5. Developing its first commercial-stage cancer drug
With its shares up 31% already this year, Array BioPharma's stock is on a tear. However, if it can secure FDA approval for its new cancer drug, share prices may climb even higher.
Array BioPharma is working on binimetinib, a drug that can delay disease progression in patients who are diagnosed with a form of melanoma. In trials, patients with NRAS-mutant melanoma didn't see their disease progress for 2.8 months. That matched up favorably with the 1.6 months in patients who were given chemotherapy.
About 20% of all melanoma patients have the genetic makeup binimetinib effectively targets, and there are about 76,000 people who get diagnosed with melanoma annually in the United States.

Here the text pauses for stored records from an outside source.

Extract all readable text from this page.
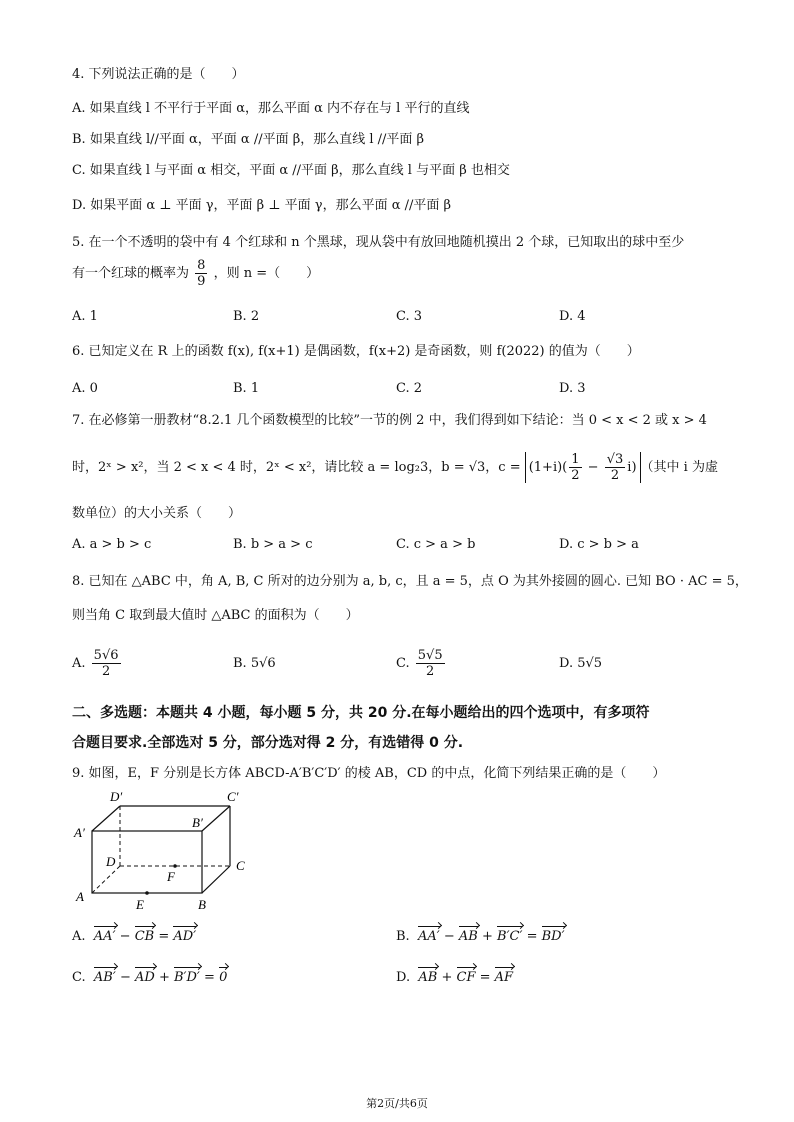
4. 下列说法正确的是（　　）
A. 如果直线 l 不平行于平面 α，那么平面 α 内不存在与 l 平行的直线
B. 如果直线 l//平面 α，平面 α //平面 β，那么直线 l //平面 β
C. 如果直线 l 与平面 α 相交，平面 α //平面 β，那么直线 l 与平面 β 也相交
D. 如果平面 α ⊥ 平面 γ，平面 β ⊥ 平面 γ，那么平面 α //平面 β
5. 在一个不透明的袋中有 4 个红球和 n 个黑球，现从袋中有放回地随机摸出 2 个球，已知取出的球中至少
有一个红球的概率为 $\frac{8}{9}$ ，则 n =（　　）
A. 1	B. 2	C. 3	D. 4
6. 已知定义在 R 上的函数 f(x), f(x+1) 是偶函数，f(x+2) 是奇函数，则 f(2022) 的值为（　　）
A. 0	B. 1	C. 2	D. 3
7. 在必修第一册教材“8.2.1 几个函数模型的比较”一节的例 2 中，我们得到如下结论：当 0 < x < 2 或 x > 4
时，2ˣ > x²，当 2 < x < 4 时，2ˣ < x²，请比较 a = log₂3，b = √3，$c = (1+i)( \frac{1}{2} - \frac{√3}{2} i)$ （其中 i 为虚
数单位）的大小关系（　　）
A. a > b > c	B. b > a > c	C. c > a > b	D. c > b > a
8. 已知在 △ABC 中，角 A, B, C 所对的边分别为 a, b, c，且 a = 5，点 O 为其外接圆的圆心. 已知 BO · AC = 5，
则当角 C 取到最大值时 △ABC 的面积为（　　）
A. $\frac{5√6}{2}$	B. 5√6	C. $\frac{5√5}{2}$	D. 5√5
二、多选题：本题共 4 小题，每小题 5 分，共 20 分.在每小题给出的四个选项中，有多项符
合题目要求.全部选对 5 分，部分选对得 2 分，有选错得 0 分.
9. 如图，E，F 分别是长方体 ABCD-A′B′C′D′ 的棱 AB，CD 的中点，化简下列结果正确的是（　　）
D′	C′
A′
B′
D	C
F
A
E	B
A. AA′ − CB = AD′	B. AA′ − AB + B′C′ = BD′
C. AB′ − AD + B′D′ = 0	D. AB + CF = AF
第2页/共6页
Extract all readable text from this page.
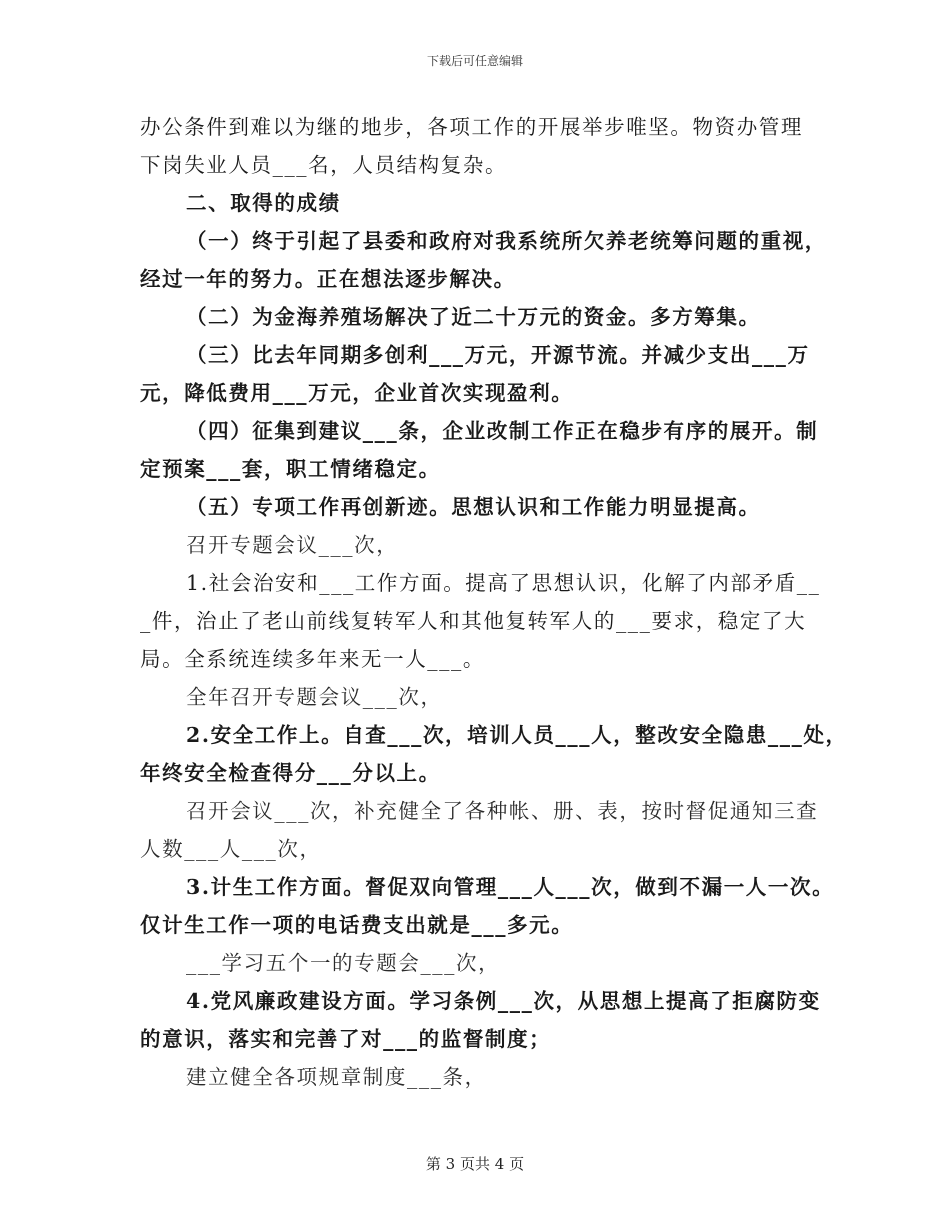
下载后可任意编辑

办公条件到难以为继的地步，各项工作的开展举步唯坚。物资办管理

下岗失业人员___名，人员结构复杂。

二、取得的成绩

（一）终于引起了县委和政府对我系统所欠养老统筹问题的重视，

经过一年的努力。正在想法逐步解决。

（二）为金海养殖场解决了近二十万元的资金。多方筹集。

（三）比去年同期多创利___万元，开源节流。并减少支出___万

元，降低费用___万元，企业首次实现盈利。

（四）征集到建议___条，企业改制工作正在稳步有序的展开。制

定预案___套，职工情绪稳定。

（五）专项工作再创新迹。思想认识和工作能力明显提高。

召开专题会议___次，

1.社会治安和___工作方面。提高了思想认识，化解了内部矛盾__

_件，治止了老山前线复转军人和其他复转军人的___要求，稳定了大

局。全系统连续多年来无一人___。

全年召开专题会议___次，

2.安全工作上。自查___次，培训人员___人，整改安全隐患___处，

年终安全检查得分___分以上。

召开会议___次，补充健全了各种帐、册、表，按时督促通知三查

人数___人___次，

3.计生工作方面。督促双向管理___人___次，做到不漏一人一次。

仅计生工作一项的电话费支出就是___多元。

___学习五个一的专题会___次，

4.党风廉政建设方面。学习条例___次，从思想上提高了拒腐防变

的意识，落实和完善了对___的监督制度；

建立健全各项规章制度___条，

第 3 页共 4 页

Because many melanoma patients don't respond to existing treatment options, an approval could clear the way to significant sales.
Most new cancer drugs are launching with annual prices north of $100,000, so similar pricing, and an addressable patient pool of about 15,000, could mean binimetinib's sales are into the nine figures. An FDA decision is expected on June 30.
Array BioPharma's got a lot of potential, but it's admittedly a risky stock. There's no guarantee the FDA will approve binimetinib, or that any of the company's other cancer studies will succeed. Since an FDA rejection or trial failure could send its shares reeling, risk-averse investors might be better off focusing on other investment ideas.